MBA (6/13/2008 ) Murray, Michael
A number of Federal Reserve districts—Cleveland, Richmond, Chicago and Dallas—reported that obtaining financing remained difficult for some commercial real estate projects, based on the Fed's June 11 Beige Book.
Several Chicago district contacts said that declining credit availability for medium- and large-scale projects, such as hotels, significantly reduced the project pipeline and would limit growth going forward.
Office demand slowed in the Dallas district, except for areas dominated by the energy industry—including Houston and Fort Worth. Contacts said few new projects are being initiated despite high commercial construction levels because of difficulty obtaining financing, “particularly for large investments,” the Beige Book said. Industrial demand continued to weaken in the Dallas district.

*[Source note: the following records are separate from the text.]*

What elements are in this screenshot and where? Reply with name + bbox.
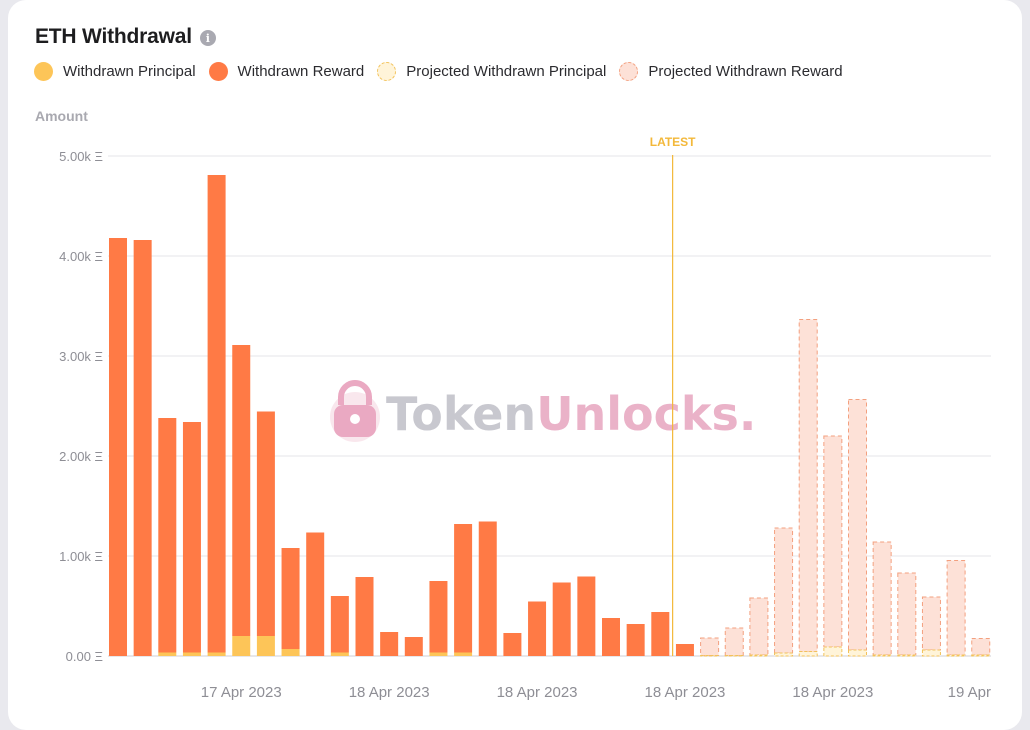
bar-withdrawn-reward	[232, 345, 251, 636]
bar-projected-principal	[798, 651, 818, 657]
bar-projected-reward	[946, 560, 966, 656]
bar-projected-reward	[749, 597, 769, 656]
bar-projected-principal	[872, 654, 892, 657]
bar-projected-reward	[971, 638, 991, 656]
watermark-lock-icon	[330, 380, 380, 442]
bar-withdrawn-reward	[528, 601, 547, 656]
bar-withdrawn-principal	[330, 652, 349, 656]
bar-projected-reward	[823, 435, 843, 648]
bar-projected-reward	[921, 596, 941, 651]
bars	[109, 175, 991, 657]
x-tick-label: 18 Apr 2023	[644, 684, 725, 701]
chart-title: ETH Withdrawal	[35, 25, 192, 48]
bar-withdrawn-reward	[330, 596, 349, 653]
legend-label: Projected Withdrawn Principal	[406, 63, 607, 80]
y-tick-label: 0.00 Ξ	[66, 649, 103, 664]
bar-projected-reward	[798, 319, 818, 652]
bar-withdrawn-reward	[675, 644, 694, 656]
y-tick-label: 5.00k Ξ	[59, 149, 103, 164]
watermark-text-token: Token	[386, 387, 536, 441]
bar-withdrawn-reward	[306, 532, 325, 656]
legend-label: Withdrawn Principal	[63, 63, 196, 80]
eth-withdrawal-chart: TokenUnlocks. Amount 0.00 Ξ 1.00k Ξ 2.00k Ξ…	[35, 108, 991, 701]
bar-projected-reward	[897, 572, 917, 656]
bar-withdrawn-principal	[256, 636, 275, 656]
bar-projected-principal	[774, 652, 794, 657]
legend-swatch-withdrawn-principal	[34, 62, 53, 81]
bar-withdrawn-reward	[158, 418, 177, 653]
bar-projected-principal	[971, 654, 991, 657]
bar-projected-principal	[724, 655, 744, 657]
latest-label: LATEST	[650, 135, 696, 149]
x-tick-label: 18 Apr 2023	[497, 684, 578, 701]
y-tick-label: 4.00k Ξ	[59, 249, 103, 264]
bar-projected-principal	[897, 654, 917, 657]
latest-marker: LATEST	[650, 135, 696, 656]
legend-swatch-withdrawn-reward	[208, 62, 228, 81]
bar-withdrawn-principal	[158, 652, 177, 656]
bar-withdrawn-reward	[626, 624, 645, 656]
x-tick-label: 19 Apr	[948, 684, 991, 701]
y-tick-label: 3.00k Ξ	[59, 349, 103, 364]
bar-withdrawn-reward	[380, 632, 399, 656]
legend-item-projected-reward[interactable]: Projected Withdrawn Reward	[619, 62, 843, 81]
legend-label: Withdrawn Reward	[237, 63, 365, 80]
bar-withdrawn-reward	[651, 612, 670, 656]
bar-projected-principal	[700, 655, 720, 657]
bar-projected-reward	[724, 627, 744, 656]
x-tick-label: 18 Apr 2023	[349, 684, 430, 701]
grid-lines	[108, 155, 991, 657]
bar-withdrawn-reward	[109, 238, 127, 656]
bar-withdrawn-reward	[355, 577, 374, 656]
legend-swatch-projected-reward	[619, 62, 639, 81]
x-tick-label: 17 Apr 2023	[201, 684, 282, 701]
legend-item-withdrawn-reward[interactable]: Withdrawn Reward	[208, 62, 365, 81]
svg-text:TokenUnlocks.: TokenUnlocks.	[386, 387, 756, 441]
y-tick-label: 1.00k Ξ	[59, 549, 103, 564]
bar-withdrawn-reward	[454, 524, 473, 653]
bar-withdrawn-reward	[256, 411, 275, 636]
bar-projected-reward	[872, 541, 892, 656]
bar-withdrawn-principal	[182, 652, 201, 656]
y-tick-label: 2.00k Ξ	[59, 449, 103, 464]
bar-projected-principal	[921, 649, 941, 657]
bar-projected-principal	[848, 649, 867, 657]
bar-projected-reward	[700, 637, 720, 656]
axes: Amount 0.00 Ξ 1.00k Ξ 2.00k Ξ 3.00k Ξ 4.00k Ξ…	[35, 108, 991, 701]
bar-projected-reward	[848, 399, 867, 651]
legend-swatch-projected-principal	[377, 62, 397, 81]
bar-withdrawn-reward	[503, 633, 522, 656]
info-icon[interactable]: i	[199, 30, 216, 46]
legend: Withdrawn Principal Withdrawn Reward Pro…	[34, 62, 856, 81]
bar-withdrawn-principal	[454, 652, 473, 656]
bar-withdrawn-reward	[429, 581, 448, 653]
bar-withdrawn-reward	[478, 521, 497, 656]
bar-withdrawn-principal	[207, 652, 226, 656]
bar-projected-principal	[823, 646, 843, 657]
chart-card: ETH Withdrawal i Withdrawn Principal Wit…	[8, 0, 1022, 730]
watermark-text-unlocks: Unlocks.	[536, 387, 756, 441]
bar-withdrawn-reward	[182, 422, 201, 653]
legend-label: Projected Withdrawn Reward	[648, 63, 843, 80]
bar-projected-principal	[946, 654, 966, 657]
bar-withdrawn-reward	[133, 240, 152, 656]
bar-withdrawn-principal	[232, 636, 251, 656]
bar-withdrawn-reward	[207, 175, 226, 653]
x-tick-label: 18 Apr 2023	[792, 684, 873, 701]
y-axis-label: Amount	[35, 108, 88, 124]
bar-withdrawn-reward	[404, 637, 423, 656]
legend-item-projected-principal[interactable]: Projected Withdrawn Principal	[377, 62, 606, 81]
bar-withdrawn-reward	[552, 582, 571, 656]
bar-withdrawn-reward	[281, 548, 300, 649]
title-row: ETH Withdrawal i	[35, 25, 216, 49]
bar-withdrawn-reward	[577, 576, 596, 656]
legend-item-withdrawn-principal[interactable]: Withdrawn Principal	[34, 62, 196, 81]
bar-projected-principal	[749, 654, 769, 657]
bar-withdrawn-principal	[429, 652, 448, 656]
bar-withdrawn-principal	[281, 649, 300, 656]
bar-projected-reward	[774, 527, 794, 654]
watermark: TokenUnlocks.	[330, 380, 756, 442]
bar-withdrawn-reward	[602, 618, 620, 656]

In the Richmond district, contacts in Raleigh, N.C., and Columbia, S.C. said financing remained a challenge, and agents reported little to no new construction. Contacts in Baltimore, Md., and Washington, D.C., said projects were shelved until "at least next year," the Beige Book said.
Boston district respondents indicated that portfolio lenders—life insurance companies and commercial banks—continued originating commercial mortgages as Wall Street investment banks remained dormant and lending standards were relatively stringent.
“Commercial real estate contacts report that the Boston office building market, which was largely dormant in the first quarter, has seen a number of properties come up for sale in recent weeks; however, one contact notes that the number of closed transactions has not yet edged up significantly,” the Beige Book said.
While a small mutual bank in Boston continues to enjoy increased demand for its loans, the bank expects competition from Wall Street dealers to return by the end of the year, and a Providence, R.I., contact reported that commercial real estate in Rhode Island is currently "in a recession," the Beige Book said.
The Boston district said it expects market conditions would get slightly worse before getting better, with the turnaround expected by the fourth quarter of this year or the first quarter of 2009.
While the Boston District experienced a reduction in leasing activity, higher vacancy rates, negative absorption and stable to sliding rents, other districts experienced some of the same trends.
New York, Philadelphia, Richmond and San Francisco districts found leasing activity easing; vacancy rates edged up in the Kansas City and San Francisco districts, as well as in parts of the Richmond and St. Louis districts.
Overall rents were on the rise in the New York district, but sales moved downward in the New York, Philadelphia and Kansas City districts.
Contacts in the Philadelphia district anticipated sluggish activity as long as economic conditions remained uncertain or, as one contact said, "until the next uptick in the capital markets."
The New York district reported a sizable amount of available space coming onto the market, largely from financial firms, and it reported that the sales market for office properties was “especially weak, with prices estimated to be down 15 to 20 percent from a year earlier.”
Despite a modest increase in leasing activity in Minneapolis, the Minneapolis district reported negative absorption for office and manufacturing space, the Beige Book said.